Speaker
Description
The question on the nature of gravity and dark energy is one of the fundamental problems in modern cosmology. f(R) gravity is a viable alternative to general relativity (GR) with a cosmological constant and can therefore be used to test GR over a large range of scales. Simulations of cosmic structure formation in this model thus deliver crucial information on how possible deviations from GR might be observable in upcoming surveys such as Euclid, DESI or LSST. The simulations I will present in this talk are dedicated to study the interplay between baryonic feedback and modified gravity, two processes which both have a significant effect on the matter clustering and the matter power spectrum. They for the first time include both a full physics hydrodynamical model and modified gravity in one simulation at a time. The simulations were carried out with the AREPO cosmological simulation code and its new modified gravity solver which allows to solve the f(R) gravity equations in full non-linearity and to fully capture the effects of the chameleon screening mechanism.
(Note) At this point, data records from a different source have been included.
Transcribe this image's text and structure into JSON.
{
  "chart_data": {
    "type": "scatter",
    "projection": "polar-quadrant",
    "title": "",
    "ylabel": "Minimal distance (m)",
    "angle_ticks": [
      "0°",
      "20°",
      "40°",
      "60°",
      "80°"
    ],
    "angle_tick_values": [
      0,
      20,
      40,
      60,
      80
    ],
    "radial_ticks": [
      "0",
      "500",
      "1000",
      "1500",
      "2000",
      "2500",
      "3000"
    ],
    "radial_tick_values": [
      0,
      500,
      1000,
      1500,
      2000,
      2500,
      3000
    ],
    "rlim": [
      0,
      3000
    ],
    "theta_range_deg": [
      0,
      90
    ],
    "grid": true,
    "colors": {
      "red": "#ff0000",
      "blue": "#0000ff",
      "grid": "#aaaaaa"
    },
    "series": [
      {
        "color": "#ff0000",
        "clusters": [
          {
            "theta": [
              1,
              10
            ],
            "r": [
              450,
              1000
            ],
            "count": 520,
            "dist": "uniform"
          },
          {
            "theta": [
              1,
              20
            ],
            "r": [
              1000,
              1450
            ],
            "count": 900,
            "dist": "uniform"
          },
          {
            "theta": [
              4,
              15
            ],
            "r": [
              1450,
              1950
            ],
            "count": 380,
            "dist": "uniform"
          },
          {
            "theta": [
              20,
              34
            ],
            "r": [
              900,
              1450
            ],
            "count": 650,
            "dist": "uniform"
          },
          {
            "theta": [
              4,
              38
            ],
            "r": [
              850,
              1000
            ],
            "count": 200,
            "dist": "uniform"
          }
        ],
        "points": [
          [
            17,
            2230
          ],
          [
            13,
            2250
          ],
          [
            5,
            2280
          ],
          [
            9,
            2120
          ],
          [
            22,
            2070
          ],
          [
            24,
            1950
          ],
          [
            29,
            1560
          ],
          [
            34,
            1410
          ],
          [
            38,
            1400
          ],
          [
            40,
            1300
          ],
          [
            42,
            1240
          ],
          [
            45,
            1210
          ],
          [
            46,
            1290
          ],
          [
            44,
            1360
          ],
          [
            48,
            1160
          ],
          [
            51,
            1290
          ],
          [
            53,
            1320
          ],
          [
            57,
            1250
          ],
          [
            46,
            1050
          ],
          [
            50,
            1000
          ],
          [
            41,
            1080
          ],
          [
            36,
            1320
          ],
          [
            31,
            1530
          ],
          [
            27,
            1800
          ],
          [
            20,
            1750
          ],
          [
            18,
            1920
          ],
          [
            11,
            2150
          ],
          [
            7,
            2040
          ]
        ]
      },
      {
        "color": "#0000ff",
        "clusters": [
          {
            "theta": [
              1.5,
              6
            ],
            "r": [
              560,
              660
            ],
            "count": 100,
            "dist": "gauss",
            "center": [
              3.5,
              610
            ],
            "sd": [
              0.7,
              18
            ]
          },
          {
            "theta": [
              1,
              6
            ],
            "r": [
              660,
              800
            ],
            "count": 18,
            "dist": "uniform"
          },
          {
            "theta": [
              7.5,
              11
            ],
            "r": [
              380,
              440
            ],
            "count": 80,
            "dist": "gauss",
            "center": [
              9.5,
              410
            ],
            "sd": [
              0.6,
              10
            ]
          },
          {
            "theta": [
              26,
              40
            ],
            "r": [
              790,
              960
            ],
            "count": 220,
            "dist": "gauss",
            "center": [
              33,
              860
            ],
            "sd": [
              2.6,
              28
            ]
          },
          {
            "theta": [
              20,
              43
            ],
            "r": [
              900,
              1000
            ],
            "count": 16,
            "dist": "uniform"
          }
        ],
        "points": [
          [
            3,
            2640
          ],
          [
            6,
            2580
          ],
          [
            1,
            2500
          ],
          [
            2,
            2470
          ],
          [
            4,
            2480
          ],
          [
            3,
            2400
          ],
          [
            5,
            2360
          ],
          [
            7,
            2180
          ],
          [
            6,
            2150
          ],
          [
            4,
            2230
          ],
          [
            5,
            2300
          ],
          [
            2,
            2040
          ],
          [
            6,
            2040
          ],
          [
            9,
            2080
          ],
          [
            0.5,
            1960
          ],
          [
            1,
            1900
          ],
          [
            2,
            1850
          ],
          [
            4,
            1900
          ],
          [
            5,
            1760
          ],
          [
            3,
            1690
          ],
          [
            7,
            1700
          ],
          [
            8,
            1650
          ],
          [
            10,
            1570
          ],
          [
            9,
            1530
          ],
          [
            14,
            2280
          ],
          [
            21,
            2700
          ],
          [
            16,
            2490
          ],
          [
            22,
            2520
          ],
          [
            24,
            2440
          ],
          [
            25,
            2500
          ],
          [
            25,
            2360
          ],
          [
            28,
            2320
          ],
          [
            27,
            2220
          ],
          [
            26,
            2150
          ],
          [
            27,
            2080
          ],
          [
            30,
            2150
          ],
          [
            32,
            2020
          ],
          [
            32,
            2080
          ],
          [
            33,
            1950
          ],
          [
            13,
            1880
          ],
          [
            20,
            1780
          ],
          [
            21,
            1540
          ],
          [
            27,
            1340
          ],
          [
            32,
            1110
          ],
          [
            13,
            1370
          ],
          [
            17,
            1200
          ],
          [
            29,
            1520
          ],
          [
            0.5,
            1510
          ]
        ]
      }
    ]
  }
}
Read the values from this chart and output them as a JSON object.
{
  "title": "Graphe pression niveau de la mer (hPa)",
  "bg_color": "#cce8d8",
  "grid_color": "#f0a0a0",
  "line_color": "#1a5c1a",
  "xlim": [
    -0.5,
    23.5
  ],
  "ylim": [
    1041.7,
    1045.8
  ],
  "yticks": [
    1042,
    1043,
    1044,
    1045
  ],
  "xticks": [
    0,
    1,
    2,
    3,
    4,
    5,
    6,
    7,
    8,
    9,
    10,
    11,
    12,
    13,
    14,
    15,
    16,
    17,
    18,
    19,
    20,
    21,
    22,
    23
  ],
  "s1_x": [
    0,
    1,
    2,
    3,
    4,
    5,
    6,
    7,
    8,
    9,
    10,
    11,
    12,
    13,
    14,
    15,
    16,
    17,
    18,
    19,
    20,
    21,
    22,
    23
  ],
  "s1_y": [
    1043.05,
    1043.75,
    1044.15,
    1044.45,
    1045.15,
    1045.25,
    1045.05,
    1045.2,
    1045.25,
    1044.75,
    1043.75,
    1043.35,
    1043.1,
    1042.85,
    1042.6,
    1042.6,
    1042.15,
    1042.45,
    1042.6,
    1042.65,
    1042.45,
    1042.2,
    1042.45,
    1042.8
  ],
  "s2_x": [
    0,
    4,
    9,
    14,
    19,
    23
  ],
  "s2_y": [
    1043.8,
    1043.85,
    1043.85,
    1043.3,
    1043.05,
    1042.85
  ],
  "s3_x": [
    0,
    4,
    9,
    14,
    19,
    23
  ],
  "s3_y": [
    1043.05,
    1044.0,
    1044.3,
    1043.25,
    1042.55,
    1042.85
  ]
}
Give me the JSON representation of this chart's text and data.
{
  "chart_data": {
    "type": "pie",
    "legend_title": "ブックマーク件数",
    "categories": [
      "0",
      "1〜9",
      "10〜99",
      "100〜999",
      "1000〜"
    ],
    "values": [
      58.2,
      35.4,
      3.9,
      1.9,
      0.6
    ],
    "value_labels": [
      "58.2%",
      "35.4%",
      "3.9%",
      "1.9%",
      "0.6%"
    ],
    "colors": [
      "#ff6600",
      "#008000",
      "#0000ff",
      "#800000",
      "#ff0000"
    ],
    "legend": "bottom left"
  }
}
The baryonic physics are simulated employing the Illustris-TNG hydrodynamical model in the code which incorporates magnetohydrodynamics, star- and black hole formation, supernova- and AGN feedback, metal advection and galactic winds. In this talk I will present detailed study of the degeneracy between AGN-feedback and f(R) gravity in the matter power spectrum, results on the impact of f(R) gravity on the stellar and gaseous components of galaxies and on the effects of modified gravity on star formation.